[Intel-gfx] [PATCH 5/5] drm/i915: Cancel non-persistent contexts on close

Wed Aug 7 13:22:32 UTC 2019

Quoting Chris Wilson (2019-08-06 14:47:25)
> @@ -433,6 +482,8 @@ __create_context(struct drm_i915_private *i915)
>  
>         i915_gem_context_set_bannable(ctx);
>         i915_gem_context_set_recoverable(ctx);
> +       if (i915_modparams.enable_hangcheck)
> +               i915_gem_context_set_persistence(ctx);

I am not fond of this, but from a pragmatic point of view, this does
prevent the issue Jon raised: HW resources being pinned indefinitely
past process termination.

I don't like it because we cannot perform the operation cleanly
everywhere, it requires preemption first and foremost (with a cooperating
submission backend) and per-engine reset.
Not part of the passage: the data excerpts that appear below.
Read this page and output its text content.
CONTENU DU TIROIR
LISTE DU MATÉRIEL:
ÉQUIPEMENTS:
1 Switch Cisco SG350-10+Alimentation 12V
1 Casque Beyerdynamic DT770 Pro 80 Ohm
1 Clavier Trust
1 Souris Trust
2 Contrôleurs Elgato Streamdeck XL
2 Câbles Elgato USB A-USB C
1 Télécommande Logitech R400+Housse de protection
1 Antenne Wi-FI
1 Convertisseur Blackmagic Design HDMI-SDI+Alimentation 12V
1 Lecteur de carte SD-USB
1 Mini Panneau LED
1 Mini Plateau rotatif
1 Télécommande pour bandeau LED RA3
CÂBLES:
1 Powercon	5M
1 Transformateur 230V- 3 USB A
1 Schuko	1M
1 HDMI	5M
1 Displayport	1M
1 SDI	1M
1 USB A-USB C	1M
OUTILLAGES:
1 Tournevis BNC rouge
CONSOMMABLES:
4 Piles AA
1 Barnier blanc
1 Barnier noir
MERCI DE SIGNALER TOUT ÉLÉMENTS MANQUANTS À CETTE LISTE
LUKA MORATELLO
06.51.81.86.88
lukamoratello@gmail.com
The alternative is to try and
do a full GPU reset if the context is still active. For the sake of the
issue raised, I think that (full reset on older HW) is required.

That we are baking in a change of ABI due to an unsafe modparam is meh.
There are a few more corner cases to deal with before endless just
works. But since it is being used in the wild, I'm not sure we can wait
for userspace to opt-in, or wait for cgroups. However, since users are
being encouraged to disable hangcheck, should we extend the concept of
persistence to also mean "survives hangcheck"? -- though it should be a
separate parameter, and I'm not sure how exactly to protect it from the
heartbeat reset without giving gross privileges to the context. (CPU
isolation is nicer from the pov where we can just give up and not even
worry about the engine. If userspace can request isolation, it has the
privilege to screw up.)
-Chris